Correcting the ballooning $55.5 billion American trade deficit, says gold expert Paul Van Eeden of precious metals tracker Kitco.com, will also require a weakening of the dollar against those countries with which America has the biggest trade deficits – meaning the Chinese renminbi and the Japanese yen.
Meanwhile, how can the average investor make a buck out of the sinking dollar?
For starters, Mr. Dorsey favors gold and gold stocks, given the inflationary implications of the plunging greenback. The precious metal, though, is not undiscovered, having recently touched a 16-year high (it’s currently trading at around $440 an ounce.) Mr. Dorsey figures the next important resistance level for gold is $500 an ounce. Ultimately, he looks for gold and other precious metals to trade much higher.

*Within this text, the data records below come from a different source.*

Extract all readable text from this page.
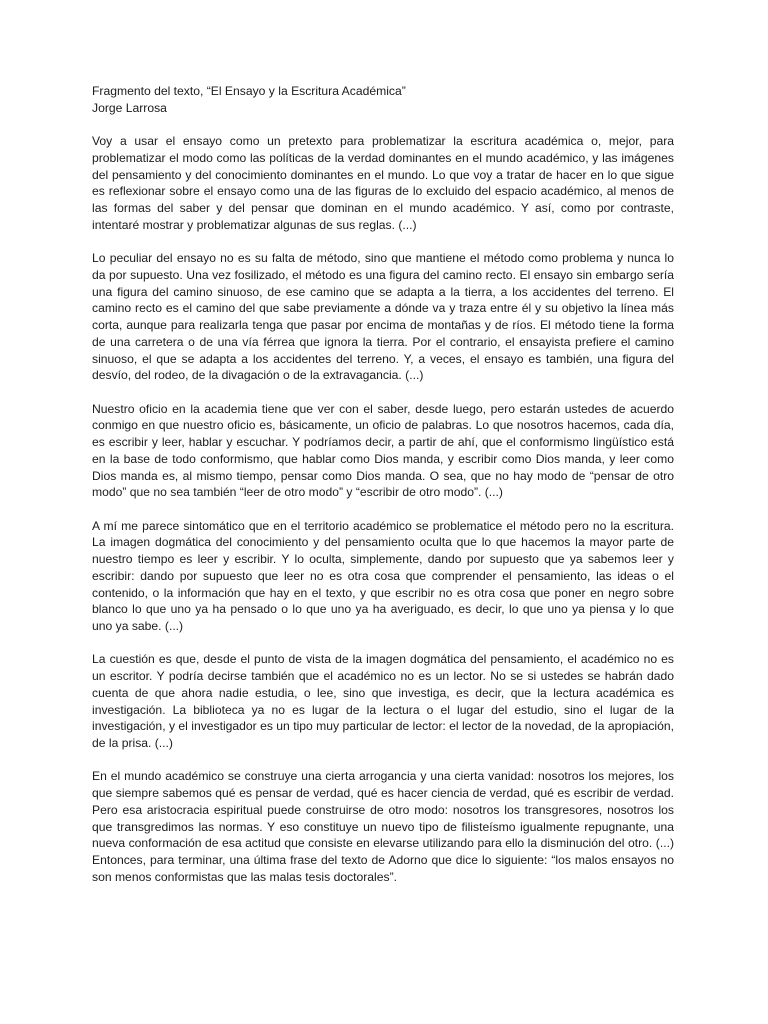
Fragmento del texto, “El Ensayo y la Escritura Académica”

Jorge Larrosa

Voy a usar el ensayo como un pretexto para problematizar la escritura académica o, mejor, para problematizar el modo como las políticas de la verdad dominantes en el mundo académico, y las imágenes del pensamiento y del conocimiento dominantes en el mundo. Lo que voy a tratar de hacer en lo que sigue es reflexionar sobre el ensayo como una de las figuras de lo excluido del espacio académico, al menos de las formas del saber y del pensar que dominan en el mundo académico. Y así, como por contraste, intentaré mostrar y problematizar algunas de sus reglas. (...)

Lo peculiar del ensayo no es su falta de método, sino que mantiene el método como problema y nunca lo da por supuesto. Una vez fosilizado, el método es una figura del camino recto. El ensayo sin embargo sería una figura del camino sinuoso, de ese camino que se adapta a la tierra, a los accidentes del terreno. El camino recto es el camino del que sabe previamente a dónde va y traza entre él y su objetivo la línea más corta, aunque para realizarla tenga que pasar por encima de montañas y de ríos. El método tiene la forma de una carretera o de una vía férrea que ignora la tierra. Por el contrario, el ensayista prefiere el camino sinuoso, el que se adapta a los accidentes del terreno. Y, a veces, el ensayo es también, una figura del desvío, del rodeo, de la divagación o de la extravagancia. (...)

Nuestro oficio en la academia tiene que ver con el saber, desde luego, pero estarán ustedes de acuerdo conmigo en que nuestro oficio es, básicamente, un oficio de palabras. Lo que nosotros hacemos, cada día, es escribir y leer, hablar y escuchar. Y podríamos decir, a partir de ahí, que el conformismo lingüístico está en la base de todo conformismo, que hablar como Dios manda, y escribir como Dios manda, y leer como Dios manda es, al mismo tiempo, pensar como Dios manda. O sea, que no hay modo de “pensar de otro modo” que no sea también “leer de otro modo” y “escribir de otro modo”. (...)

A mí me parece sintomático que en el territorio académico se problematice el método pero no la escritura. La imagen dogmática del conocimiento y del pensamiento oculta que lo que hacemos la mayor parte de nuestro tiempo es leer y escribir. Y lo oculta, simplemente, dando por supuesto que ya sabemos leer y escribir: dando por supuesto que leer no es otra cosa que comprender el pensamiento, las ideas o el contenido, o la información que hay en el texto, y que escribir no es otra cosa que poner en negro sobre blanco lo que uno ya ha pensado o lo que uno ya ha averiguado, es decir, lo que uno ya piensa y lo que uno ya sabe. (...)

La cuestión es que, desde el punto de vista de la imagen dogmática del pensamiento, el académico no es un escritor. Y podría decirse también que el académico no es un lector. No se si ustedes se habrán dado cuenta de que ahora nadie estudia, o lee, sino que investiga, es decir, que la lectura académica es investigación. La biblioteca ya no es lugar de la lectura o el lugar del estudio, sino el lugar de la investigación, y el investigador es un tipo muy particular de lector: el lector de la novedad, de la apropiación, de la prisa. (...)

En el mundo académico se construye una cierta arrogancia y una cierta vanidad: nosotros los mejores, los que siempre sabemos qué es pensar de verdad, qué es hacer ciencia de verdad, qué es escribir de verdad. Pero esa aristocracia espiritual puede construirse de otro modo: nosotros los transgresores, nosotros los que transgredimos las normas. Y eso constituye un nuevo tipo de filisteísmo igualmente repugnante, una nueva conformación de esa actitud que consiste en elevarse utilizando para ello la disminución del otro. (...) Entonces, para terminar, una última frase del texto de Adorno que dice lo siguiente: “los malos ensayos no son menos conformistas que las malas tesis doctorales”.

His favorite gold picks: Newmont Mining and Barrick Gold.
American companies that export overseas, particularly China and India, are also seen benefiting from a falling dollar. Intel, Texas Instruments, and Coca-Cola are some of the names that are expected to enjoy strong sales abroad as prices for their products decline for foreign consumers.
Meanwhile, the stock markets in countries with appreciating currencies are seen performing well in the years ahead, thanks to their percolating economies. For American investors, the rising currencies are expected to add to the gains in overseas share prices. Vanguard International Value, one of Mr. Dorsey’s favorite mutual funds, is viewed as well positioned to profit from this one-two overseas punch.